On tombe amoureux – mal, au début – après quoi, pour pouvoir retenir la leçon, on commence à diviser le monde en deux, comme les opportunistes: ce qui est bon pour moi et ce qui ne l’est pas.

Désirer une vie à deux arrive beaucoup surtout quand on n’est pas en couple. Puis, dès que la bénédiction arrive, sous la forme d’une Grande Relation Stable, c’est-à-dire qu’ayant eu ce que vous pensiez vouloir, votre moitié de pomme enfin recousue à l’autre moitié (progrès que vous espériez énormes), vous peut enfin se regarder dans le miroir et refaire le calcul. Très amère surprise : la paix ne suffit pas pour vivre heureux. Le bonheur finit par énerver, écrivait Marguerite Yourcenar.

Amour : combien ça suffit ?

Voici la critique classique, mais vous la connaissez déjà : grand amour qui descend malheureux parce qu’il ne pouvait que descendre, peu d’amour qui lentement vous fortifie et vous dévore, amour non réciproque du tout, l’amour payé au minimum, amour Passionseul amour cérébral, amour platoniquesauter l’amour, bavarder d’amour.

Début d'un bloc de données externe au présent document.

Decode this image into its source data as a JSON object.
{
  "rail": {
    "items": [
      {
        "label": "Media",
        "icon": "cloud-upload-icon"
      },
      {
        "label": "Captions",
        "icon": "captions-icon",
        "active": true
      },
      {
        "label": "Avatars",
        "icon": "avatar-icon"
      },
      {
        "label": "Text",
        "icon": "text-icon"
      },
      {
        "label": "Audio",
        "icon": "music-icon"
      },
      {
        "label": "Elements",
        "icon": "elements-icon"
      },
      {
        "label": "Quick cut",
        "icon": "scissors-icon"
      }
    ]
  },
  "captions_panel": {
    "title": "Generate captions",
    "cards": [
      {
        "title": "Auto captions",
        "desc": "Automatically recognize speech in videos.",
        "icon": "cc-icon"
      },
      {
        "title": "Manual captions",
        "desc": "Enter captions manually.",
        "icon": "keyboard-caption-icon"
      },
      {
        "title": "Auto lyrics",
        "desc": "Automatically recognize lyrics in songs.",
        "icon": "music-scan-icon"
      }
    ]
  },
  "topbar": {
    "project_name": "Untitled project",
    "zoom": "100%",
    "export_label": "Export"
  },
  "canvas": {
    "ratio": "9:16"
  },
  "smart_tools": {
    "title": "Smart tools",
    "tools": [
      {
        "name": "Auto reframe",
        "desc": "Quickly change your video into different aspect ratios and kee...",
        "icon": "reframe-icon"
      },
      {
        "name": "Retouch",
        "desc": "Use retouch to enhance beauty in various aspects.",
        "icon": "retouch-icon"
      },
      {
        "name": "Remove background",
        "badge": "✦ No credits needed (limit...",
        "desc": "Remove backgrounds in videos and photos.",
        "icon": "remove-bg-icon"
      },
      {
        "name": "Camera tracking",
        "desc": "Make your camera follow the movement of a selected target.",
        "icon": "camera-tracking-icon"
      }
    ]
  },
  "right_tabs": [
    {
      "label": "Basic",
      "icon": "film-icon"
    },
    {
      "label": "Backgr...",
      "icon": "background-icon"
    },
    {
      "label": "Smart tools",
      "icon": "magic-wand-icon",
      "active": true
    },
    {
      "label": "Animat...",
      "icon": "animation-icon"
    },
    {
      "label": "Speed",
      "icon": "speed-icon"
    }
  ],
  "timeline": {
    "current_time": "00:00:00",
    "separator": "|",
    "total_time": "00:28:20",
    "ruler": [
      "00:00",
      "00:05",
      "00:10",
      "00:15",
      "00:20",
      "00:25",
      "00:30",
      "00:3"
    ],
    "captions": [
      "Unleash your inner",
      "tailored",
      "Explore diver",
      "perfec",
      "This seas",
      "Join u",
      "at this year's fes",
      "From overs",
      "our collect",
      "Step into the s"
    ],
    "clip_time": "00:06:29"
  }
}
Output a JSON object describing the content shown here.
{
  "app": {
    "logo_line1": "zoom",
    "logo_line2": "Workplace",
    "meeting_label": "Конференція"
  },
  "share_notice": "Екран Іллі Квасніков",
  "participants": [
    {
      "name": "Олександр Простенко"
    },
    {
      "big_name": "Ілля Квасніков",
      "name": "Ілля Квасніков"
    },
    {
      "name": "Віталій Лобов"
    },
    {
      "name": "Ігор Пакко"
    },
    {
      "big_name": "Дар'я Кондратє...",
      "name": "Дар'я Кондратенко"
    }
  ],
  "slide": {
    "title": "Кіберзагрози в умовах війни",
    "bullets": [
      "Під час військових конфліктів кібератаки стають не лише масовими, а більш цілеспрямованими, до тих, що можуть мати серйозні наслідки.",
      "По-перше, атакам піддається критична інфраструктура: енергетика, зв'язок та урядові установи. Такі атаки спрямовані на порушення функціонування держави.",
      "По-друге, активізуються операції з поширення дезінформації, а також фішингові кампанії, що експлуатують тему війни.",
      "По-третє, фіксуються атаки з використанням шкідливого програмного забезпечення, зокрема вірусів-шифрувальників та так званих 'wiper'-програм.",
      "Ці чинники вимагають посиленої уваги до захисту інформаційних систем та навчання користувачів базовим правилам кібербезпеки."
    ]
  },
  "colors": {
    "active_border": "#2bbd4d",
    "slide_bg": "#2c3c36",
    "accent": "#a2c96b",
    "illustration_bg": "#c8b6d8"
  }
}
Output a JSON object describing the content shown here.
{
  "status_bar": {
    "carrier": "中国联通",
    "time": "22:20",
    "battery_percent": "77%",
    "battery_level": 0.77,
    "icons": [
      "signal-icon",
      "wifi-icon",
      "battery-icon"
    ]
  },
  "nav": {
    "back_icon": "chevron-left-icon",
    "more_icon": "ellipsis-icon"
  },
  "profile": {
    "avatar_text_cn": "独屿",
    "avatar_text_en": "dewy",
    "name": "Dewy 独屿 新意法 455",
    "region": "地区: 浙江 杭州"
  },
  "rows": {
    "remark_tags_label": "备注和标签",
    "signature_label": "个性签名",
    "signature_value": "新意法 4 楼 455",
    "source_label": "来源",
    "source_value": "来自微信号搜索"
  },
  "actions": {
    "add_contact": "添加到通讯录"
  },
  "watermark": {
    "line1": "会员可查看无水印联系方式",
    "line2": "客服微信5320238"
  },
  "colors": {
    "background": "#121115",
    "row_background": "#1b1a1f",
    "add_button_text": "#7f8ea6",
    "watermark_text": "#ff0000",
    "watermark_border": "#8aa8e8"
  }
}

Il me semble que le partage, s’il fallait un jour en faire un, ne sera cependant qu’entre l’amour qui suffit et l’amour qui ne suffit pas.. Et combien de cet amour est suffisant, celui qui le reçoit décide.

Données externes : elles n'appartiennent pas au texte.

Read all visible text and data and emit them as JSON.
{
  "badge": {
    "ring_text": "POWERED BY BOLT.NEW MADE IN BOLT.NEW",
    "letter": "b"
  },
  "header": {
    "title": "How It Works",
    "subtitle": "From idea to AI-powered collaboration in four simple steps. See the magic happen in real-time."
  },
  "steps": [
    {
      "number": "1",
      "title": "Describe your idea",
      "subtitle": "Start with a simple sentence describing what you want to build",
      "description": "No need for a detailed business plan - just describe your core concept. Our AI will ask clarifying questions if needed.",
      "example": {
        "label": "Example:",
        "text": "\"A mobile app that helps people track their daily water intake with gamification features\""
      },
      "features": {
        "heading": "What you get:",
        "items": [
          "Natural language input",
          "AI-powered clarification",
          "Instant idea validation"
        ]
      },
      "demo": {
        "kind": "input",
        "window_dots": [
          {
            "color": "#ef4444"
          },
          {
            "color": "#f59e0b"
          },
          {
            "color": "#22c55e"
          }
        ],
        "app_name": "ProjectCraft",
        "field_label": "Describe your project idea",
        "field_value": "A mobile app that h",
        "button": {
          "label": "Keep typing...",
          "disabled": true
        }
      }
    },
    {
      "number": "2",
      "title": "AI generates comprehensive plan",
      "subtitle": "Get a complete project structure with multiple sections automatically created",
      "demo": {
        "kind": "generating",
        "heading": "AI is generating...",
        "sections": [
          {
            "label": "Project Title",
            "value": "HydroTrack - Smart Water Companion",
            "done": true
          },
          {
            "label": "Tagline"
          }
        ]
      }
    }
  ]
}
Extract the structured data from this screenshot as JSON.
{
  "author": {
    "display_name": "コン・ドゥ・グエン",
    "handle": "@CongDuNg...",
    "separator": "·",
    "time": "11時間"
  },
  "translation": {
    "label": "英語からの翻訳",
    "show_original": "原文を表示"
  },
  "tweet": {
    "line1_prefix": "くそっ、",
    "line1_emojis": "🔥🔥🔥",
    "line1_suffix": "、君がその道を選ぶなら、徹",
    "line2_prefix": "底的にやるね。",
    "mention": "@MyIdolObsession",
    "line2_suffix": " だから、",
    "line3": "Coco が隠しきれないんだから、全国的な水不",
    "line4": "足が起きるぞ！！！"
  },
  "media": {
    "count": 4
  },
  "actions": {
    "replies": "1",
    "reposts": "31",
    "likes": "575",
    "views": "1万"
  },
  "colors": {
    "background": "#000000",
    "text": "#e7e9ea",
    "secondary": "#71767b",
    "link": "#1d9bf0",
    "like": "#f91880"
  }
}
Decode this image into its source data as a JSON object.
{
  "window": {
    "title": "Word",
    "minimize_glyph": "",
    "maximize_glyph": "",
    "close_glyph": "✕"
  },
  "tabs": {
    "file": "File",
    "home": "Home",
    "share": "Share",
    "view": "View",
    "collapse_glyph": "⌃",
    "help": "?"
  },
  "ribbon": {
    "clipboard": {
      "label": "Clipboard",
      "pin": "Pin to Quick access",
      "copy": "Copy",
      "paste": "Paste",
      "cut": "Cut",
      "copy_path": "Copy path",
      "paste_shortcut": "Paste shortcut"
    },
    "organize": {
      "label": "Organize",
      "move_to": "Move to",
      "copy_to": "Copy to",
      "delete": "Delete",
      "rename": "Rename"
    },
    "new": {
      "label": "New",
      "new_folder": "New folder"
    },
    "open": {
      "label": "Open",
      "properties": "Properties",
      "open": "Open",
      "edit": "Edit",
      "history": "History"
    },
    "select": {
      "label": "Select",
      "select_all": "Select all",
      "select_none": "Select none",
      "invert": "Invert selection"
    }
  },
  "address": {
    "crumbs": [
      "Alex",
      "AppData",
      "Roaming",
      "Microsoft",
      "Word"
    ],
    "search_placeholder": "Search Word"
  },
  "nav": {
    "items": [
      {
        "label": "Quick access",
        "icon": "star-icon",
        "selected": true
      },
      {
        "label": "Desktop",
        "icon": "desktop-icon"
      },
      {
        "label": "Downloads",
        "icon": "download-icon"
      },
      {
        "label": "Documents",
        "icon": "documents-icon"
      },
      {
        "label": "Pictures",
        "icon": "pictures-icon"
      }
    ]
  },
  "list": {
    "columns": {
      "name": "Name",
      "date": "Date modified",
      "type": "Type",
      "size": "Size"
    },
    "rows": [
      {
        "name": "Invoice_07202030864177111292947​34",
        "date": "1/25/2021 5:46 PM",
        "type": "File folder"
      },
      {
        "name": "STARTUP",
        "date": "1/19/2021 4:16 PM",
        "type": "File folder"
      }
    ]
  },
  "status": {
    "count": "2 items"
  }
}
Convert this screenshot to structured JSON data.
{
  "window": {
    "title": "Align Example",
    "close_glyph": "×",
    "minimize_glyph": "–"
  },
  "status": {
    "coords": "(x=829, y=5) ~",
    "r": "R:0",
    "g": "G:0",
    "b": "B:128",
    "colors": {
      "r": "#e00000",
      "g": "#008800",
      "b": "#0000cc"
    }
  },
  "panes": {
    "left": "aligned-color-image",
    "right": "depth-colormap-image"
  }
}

Pour l’instant L. vous évitez les bosses. Puis, « Savoir ce qu’il y a de mieux à faire pour l’avenir » ne se trouve que dans l’agenda du lendemain, le problème dort ailleurs : serez-vous doué pour gérer les attentes ? Serez-vous toujours au-dessus de tout, et le reste se débrouillera-t-il ? Il y a ceux qui tombent amoureux à la légère et ceux, encore plus bénis, qui savent à la légère comment s’en remettre. Vous avez les deux. Je vous dirais : si vous réussissez, ne bougez pas une virgule.